Social inclusion in the new Member States
This report examines the main challenges which the 10 new Member States will have to face in order to combat poverty and social exclusion and promote greater social cohesion, in parallel with their efforts to gradually close the current gaps in competitiveness and living standards vis-à-vis the rest of the Union. Its overall aim is threefold.
First, by providing an overview of the situation and of main policies across the new Member States, it provides a basis for promoting exchange and learning between them and old Member States.
Secondly, by identifying key priorities for the future it aims to assist the new Member States in the further development of their social inclusion policies and in particular their first National Action Plans for social inclusion, to be submitted by July 2004.
Thirdly, by identifying the most critical features of the situation in the new Member States it helps to highlight issues that may need to be taken more into account in the further development of the EU social inclusion process after enlargement.
This report is based on work carried out bilaterally since October 2002, which led to the joint signature of 10 Joint Memoranda on Social Inclusion (JIM) by Commissioner Anna Diamantopoulou and the Ministers responsible for Social Affairs of the new Member States on 18th December 2003. The context for preparing the JIM was provided by the conclusions of the Göteborg European Council in 2001 that asked the Commission and the candidate countries to initiate a cooperation process with the aim of promoting their full participation in the economic and social policies of the Union. The purpose of compiling a JIM was to prepare each country for full participation in the open method of coordination that had been launched in the context of the Lisbon strategy with the aim of making a decisive impact on the eradication of poverty in the Union by 2010. Under this process every Member State has prepared a National Action Plan on social inclusion (NAPs/inclusion) every two years on the basis of a set of common objectives that were agreed first at the European Council of Nice in 2000. The NAPs/inclusion are assessed jointly by the Commission and the Council with the help of commonly agreed indicators.

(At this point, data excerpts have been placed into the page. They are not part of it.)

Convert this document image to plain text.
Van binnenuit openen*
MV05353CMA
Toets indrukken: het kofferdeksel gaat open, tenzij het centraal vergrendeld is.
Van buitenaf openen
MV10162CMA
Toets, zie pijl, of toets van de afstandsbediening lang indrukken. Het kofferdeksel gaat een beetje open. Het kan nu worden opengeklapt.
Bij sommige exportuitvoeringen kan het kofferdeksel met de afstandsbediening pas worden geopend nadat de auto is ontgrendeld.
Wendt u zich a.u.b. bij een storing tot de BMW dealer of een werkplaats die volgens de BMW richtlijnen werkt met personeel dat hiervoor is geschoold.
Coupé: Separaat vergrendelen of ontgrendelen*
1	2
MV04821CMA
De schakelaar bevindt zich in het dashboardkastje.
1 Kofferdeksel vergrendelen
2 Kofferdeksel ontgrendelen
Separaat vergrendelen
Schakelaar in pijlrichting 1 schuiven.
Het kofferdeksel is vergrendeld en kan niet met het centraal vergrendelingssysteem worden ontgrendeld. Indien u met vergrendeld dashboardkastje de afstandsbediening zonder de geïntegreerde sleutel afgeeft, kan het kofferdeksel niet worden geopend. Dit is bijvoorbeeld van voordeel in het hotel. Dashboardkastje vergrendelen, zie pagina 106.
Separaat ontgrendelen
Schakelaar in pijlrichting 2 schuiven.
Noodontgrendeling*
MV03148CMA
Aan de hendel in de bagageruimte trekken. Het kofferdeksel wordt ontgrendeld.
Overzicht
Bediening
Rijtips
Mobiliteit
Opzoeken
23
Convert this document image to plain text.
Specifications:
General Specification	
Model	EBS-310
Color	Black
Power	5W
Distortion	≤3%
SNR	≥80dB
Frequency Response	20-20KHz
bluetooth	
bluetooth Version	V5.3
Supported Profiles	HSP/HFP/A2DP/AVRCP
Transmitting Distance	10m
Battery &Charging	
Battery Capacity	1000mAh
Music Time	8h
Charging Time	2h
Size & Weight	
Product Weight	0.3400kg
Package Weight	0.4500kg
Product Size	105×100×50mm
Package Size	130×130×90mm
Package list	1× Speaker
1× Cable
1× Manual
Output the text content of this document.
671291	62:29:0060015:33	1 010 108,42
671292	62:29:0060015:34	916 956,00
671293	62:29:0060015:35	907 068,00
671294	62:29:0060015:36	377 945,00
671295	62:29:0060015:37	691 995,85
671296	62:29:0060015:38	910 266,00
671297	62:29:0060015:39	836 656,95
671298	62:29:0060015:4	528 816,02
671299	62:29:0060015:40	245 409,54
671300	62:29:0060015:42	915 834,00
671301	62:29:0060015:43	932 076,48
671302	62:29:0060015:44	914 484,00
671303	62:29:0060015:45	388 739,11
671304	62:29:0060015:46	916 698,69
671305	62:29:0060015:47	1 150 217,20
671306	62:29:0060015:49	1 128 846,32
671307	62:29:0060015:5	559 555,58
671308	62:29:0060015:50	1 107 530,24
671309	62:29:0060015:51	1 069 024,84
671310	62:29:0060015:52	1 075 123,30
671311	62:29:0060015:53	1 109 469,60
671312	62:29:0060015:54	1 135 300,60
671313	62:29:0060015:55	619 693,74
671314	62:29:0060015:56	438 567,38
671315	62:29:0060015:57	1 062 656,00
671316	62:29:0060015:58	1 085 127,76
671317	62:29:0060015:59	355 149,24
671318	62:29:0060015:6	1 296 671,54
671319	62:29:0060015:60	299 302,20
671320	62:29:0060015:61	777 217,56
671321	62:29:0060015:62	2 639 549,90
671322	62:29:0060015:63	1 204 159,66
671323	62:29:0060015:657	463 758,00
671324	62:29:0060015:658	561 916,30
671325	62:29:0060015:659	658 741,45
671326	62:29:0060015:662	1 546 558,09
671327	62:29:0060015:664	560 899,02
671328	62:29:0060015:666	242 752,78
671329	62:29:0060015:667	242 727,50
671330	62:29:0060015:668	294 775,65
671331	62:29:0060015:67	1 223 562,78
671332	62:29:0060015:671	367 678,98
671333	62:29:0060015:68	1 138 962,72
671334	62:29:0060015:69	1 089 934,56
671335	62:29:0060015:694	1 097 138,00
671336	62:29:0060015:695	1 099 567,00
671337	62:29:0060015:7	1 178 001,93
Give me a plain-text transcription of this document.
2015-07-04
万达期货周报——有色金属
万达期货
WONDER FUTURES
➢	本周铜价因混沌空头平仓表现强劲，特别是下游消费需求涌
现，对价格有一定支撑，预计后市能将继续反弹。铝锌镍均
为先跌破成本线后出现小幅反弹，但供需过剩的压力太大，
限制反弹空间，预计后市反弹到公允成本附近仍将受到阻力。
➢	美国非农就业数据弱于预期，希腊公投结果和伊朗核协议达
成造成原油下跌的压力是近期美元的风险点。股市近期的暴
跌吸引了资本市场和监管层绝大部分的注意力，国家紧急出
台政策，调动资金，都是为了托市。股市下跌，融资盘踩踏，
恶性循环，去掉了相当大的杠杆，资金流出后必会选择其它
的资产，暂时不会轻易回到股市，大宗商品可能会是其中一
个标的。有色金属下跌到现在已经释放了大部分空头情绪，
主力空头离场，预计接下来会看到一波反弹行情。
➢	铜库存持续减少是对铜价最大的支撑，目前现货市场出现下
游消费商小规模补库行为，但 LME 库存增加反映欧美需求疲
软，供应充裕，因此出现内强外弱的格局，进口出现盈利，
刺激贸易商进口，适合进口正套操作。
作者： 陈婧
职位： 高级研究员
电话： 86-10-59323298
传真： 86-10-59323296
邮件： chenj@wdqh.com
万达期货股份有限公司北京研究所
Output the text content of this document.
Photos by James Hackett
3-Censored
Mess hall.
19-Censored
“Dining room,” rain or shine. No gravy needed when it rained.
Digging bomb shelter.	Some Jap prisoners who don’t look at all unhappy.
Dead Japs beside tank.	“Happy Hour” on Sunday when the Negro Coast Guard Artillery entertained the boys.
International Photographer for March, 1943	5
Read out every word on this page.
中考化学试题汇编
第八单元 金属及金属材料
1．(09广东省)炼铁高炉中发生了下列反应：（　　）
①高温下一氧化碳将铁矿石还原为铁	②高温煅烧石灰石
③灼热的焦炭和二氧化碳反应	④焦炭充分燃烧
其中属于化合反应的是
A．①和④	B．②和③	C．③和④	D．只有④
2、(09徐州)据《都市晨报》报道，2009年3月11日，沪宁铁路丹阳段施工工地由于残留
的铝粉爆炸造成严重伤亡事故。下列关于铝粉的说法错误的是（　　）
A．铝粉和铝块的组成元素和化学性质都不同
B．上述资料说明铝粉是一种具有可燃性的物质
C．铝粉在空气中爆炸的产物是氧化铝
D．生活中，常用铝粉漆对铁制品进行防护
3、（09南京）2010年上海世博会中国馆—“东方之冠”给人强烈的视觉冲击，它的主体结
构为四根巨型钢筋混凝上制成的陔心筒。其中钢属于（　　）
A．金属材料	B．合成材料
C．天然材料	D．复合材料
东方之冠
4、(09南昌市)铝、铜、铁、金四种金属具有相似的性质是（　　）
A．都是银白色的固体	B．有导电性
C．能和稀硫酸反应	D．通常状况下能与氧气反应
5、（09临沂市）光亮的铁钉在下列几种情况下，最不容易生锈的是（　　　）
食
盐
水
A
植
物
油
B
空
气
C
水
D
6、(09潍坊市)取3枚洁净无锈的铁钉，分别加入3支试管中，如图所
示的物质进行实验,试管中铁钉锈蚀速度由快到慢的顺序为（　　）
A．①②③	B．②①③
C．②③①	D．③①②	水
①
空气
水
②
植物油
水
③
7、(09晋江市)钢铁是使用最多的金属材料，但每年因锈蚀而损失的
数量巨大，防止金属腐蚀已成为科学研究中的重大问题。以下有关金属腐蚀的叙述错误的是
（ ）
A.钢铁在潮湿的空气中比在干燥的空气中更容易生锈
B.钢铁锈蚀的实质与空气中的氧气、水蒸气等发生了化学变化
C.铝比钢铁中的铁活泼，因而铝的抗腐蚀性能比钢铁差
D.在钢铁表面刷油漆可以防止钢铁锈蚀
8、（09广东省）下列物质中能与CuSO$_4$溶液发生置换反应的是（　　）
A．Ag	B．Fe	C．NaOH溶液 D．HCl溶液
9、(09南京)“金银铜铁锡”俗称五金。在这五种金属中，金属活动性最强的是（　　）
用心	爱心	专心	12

Each JIM outlines the principal challenges facing a country in terms of poverty and social exclusion, presents the major policy measures taken by each new Member State to start translating the EU's common objectives on poverty and social exclusion into national policies and identifies the key policy issues for future monitoring and policy review.
This report is in two parts. Part I is a cross-country analysis identifying the extent and main trends in poverty and social exclusion and the underlying economic, social and demographic factors. In the light of this, it summarises the key challenges facing the new Member States. It then reviews the main policy approaches being adopted to address the challenges and suggests priorities for the future both in terms of policy development and of institutional arrangements. There are also specific sections examining gender mainstreaming, the adequacy of the existing statistical systems and indicators and the role that EU Structural Funds can play in achieving the social inclusion goals set in the JIM. Part II of the report contains short summaries of the key features and key challenges facing each new Member State. A statistical annex provides data comparing the situation across new Member States and makes comparisons with old Member States.